In this program, the print operator in DStream is used to display the result. This operator calls the take operator in RDD to implement bottom-layer calculation.

The take operator triggers calculation for multiple times by partition.

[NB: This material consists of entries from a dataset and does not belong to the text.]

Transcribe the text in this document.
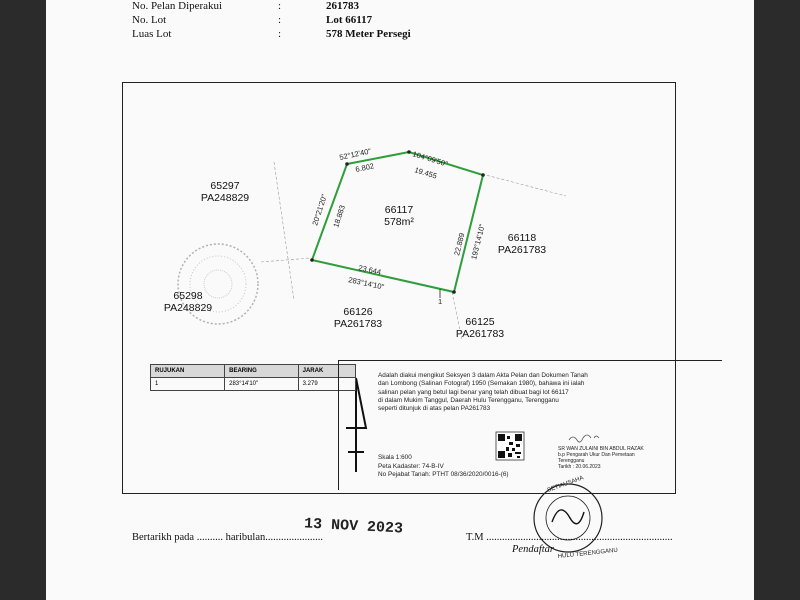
No. Pelan Diperakui	:	261783
No. Lot	:	Lot 66117
Luas Lot	:	578 Meter Persegi
104°09'50"
19.455
52°12'40"
6.802
20°21'20" 18.883
23.644
283°14'10"
22.889 193°14'10"
1
SETIAUSAHA
HULU TERENGGANU
66117
578m²
65297
PA248829
65298
PA248829
66118
PA261783
66126
PA261783	66125
PA261783
RUJUKAN	BEARING	JARAK
1	283°14'10"	3.279
Adalah diakui mengikut Seksyen 3 dalam Akta Pelan dan Dokumen Tanah
dan Lombong (Salinan Fotograf) 1950 (Semakan 1980), bahawa ini ialah
salinan pelan yang betul lagi benar yang telah dibuat bagi lot 66117
di dalam Mukim Tanggul, Daerah Hulu Terengganu, Terengganu
seperti ditunjuk di atas pelan PA261783
Skala 1:600
Peta Kadaster: 74-B-IV
No Pejabat Tanah: PTHT 08/36/2020/0016-(6)
SR WAN ZULAINI BIN ABDUL RAZAK
b.p Pengarah Ukur Dan Pemetaan
Terengganu
Tarikh : 20.06.2023
Bertarikh pada .......... haribulan......................
13 NOV 2023	T.M .......................................................................
Pendaftar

In this problem, due to the shuffle operation, the take operator has two partitions by default. Spark Streaming first calculates the first partition. But because there is no data input, the number of obtained results is less than 10. Then the second calculation is triggered. Therefore, the DAG of RDD is printed twice.

To resolve this issue, change the print operator to foreach(collect) in the code.